Sep 13, 2012

Tunnel in the Sky


Later in life, Robert Heinlein (1907-1988) was well known as the cranky, conservative, racist, sexist "old man" of science fiction, who wrote weird, turgid, overlong, and heterosexist novels, but between 1948 and 1963, he produced 18 juveniles, about teenage boys involved in interstellar intrigue, with same-sex bonds often intense and intimate, and hardly any heterosexual dating or romance.

Tunnel in the Sky (1955) was my favorite, perhaps because its protagonist, Rod,  never displays the slightest interest in a girl.

The plot: for a high school class in this rip-roaring frontier future. Rod and hundreds of other students are zapped through a space-portal to an alien planet for survival training: "any climate, any terrain.”
They find themselves in a tropical paradise, plagued only by bloodthirsty carnivorous rabbits.

The ten days of the test pass, and then twenty, and thirty, and no time-space portal opens to zap them home. But the castaways don't devolve into Lord of the Flies savagery; they build a no-nonsense libertarian community, Cowperstown, with farming and metallurgy and square dances every weekend. Rod is elected mayor.

Not much of gay interest so far: in fact, the first thing on everyone’s mind is marriage and children.  A former pre-law student even puts out a shingle as a divorce lawyer.
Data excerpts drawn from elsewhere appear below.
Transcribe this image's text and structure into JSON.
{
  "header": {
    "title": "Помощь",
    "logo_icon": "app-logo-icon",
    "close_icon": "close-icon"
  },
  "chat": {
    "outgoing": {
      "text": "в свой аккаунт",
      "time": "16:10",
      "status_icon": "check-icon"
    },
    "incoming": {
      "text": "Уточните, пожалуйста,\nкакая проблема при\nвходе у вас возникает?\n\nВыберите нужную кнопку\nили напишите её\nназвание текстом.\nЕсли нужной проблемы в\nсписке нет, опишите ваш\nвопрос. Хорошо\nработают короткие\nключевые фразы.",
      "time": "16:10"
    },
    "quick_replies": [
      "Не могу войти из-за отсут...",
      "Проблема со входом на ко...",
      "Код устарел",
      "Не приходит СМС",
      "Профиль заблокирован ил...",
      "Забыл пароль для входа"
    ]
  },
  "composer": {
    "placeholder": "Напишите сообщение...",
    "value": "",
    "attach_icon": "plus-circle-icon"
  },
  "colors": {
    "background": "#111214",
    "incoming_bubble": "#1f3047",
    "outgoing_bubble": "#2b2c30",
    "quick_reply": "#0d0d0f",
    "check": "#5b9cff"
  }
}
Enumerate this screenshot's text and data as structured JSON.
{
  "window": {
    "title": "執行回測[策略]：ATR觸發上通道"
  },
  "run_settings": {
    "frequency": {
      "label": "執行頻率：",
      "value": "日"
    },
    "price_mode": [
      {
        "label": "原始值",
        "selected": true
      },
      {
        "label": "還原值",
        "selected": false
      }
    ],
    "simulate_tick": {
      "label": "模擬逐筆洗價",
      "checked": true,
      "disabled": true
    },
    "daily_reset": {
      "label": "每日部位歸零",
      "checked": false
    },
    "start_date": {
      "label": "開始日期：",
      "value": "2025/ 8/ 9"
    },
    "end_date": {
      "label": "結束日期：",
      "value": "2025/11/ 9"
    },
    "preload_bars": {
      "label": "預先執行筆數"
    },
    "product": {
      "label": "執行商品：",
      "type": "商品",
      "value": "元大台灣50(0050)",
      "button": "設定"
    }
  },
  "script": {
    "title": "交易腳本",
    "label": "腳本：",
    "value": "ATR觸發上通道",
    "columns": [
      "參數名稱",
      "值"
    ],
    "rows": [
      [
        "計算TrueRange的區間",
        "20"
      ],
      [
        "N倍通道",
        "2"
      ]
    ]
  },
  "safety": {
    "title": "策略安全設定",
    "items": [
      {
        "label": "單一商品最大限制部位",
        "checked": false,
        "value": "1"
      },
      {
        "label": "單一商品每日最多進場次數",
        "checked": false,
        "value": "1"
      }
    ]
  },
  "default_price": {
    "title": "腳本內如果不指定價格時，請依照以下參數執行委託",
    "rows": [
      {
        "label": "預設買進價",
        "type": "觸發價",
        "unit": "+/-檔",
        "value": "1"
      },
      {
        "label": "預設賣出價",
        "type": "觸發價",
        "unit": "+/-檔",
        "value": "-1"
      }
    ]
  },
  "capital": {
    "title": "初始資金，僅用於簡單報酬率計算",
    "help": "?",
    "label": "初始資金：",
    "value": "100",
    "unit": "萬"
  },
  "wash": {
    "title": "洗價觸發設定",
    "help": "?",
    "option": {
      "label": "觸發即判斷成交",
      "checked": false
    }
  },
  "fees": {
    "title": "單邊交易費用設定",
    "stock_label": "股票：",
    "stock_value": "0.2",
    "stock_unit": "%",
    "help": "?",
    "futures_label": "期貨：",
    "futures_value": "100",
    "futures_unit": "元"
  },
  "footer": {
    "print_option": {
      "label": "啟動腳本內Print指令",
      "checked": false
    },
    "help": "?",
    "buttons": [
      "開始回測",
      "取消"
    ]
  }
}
But, oddly, Rod fails to marry, or date, or even flirt. When challenged, he protests that he does indeed like girls, but heterosexual romance would compromise his effectiveness as a political leader.

Such an argument makes little sense, and is based on no real life model; in fact, few men are ever elected to high political office without sporting a wife on their arm. Perhaps Rod comes up with this lame excuse to hide his actual lack of interest in girls.

Early in the survival test, Rod briefly teams up with Jack, a student from another school. They hunt, cook, and seek shelter together, and develop a chummy friendship until Rod discovers that Jack is really Jacqueline, a girl!

It is unclear why she would need to hide her gender, since girls and boys both participate in the test. But the girl pretending to be a boy is a standard plot device.  A male friend finds “him” attractive and has a bout of homophobic panic. Then he discovers that “he” is really a “she,” that is instincts were right all along, thereby “proving” that heterosexual desire is innate and natural, foolproof even when the object is disguised.

Rod, however, does not feel confused or conflicted about his feelings for Jack. When he discovers that Jack is a girl, he is surprised but not relieved, and the two do not subsequently begin a romance. Instead, he has to defend himself from the jeers of his friends, who claim that they are so competent at their heterosexuality that they realized right away that Jack was a girl. 

Eventually the rescue portal opens, but even then, Rod does not return home to a heteronormative future.  Cowperstown is home, and he is staying put.
Heinlein no doubt omitted hetero-romance from his novels because he believed his target audience of teenage boys would not be interested.  But the gay boys who stumbled upon them twenty years later found a strong validation of the legitimacy of "not liking girls."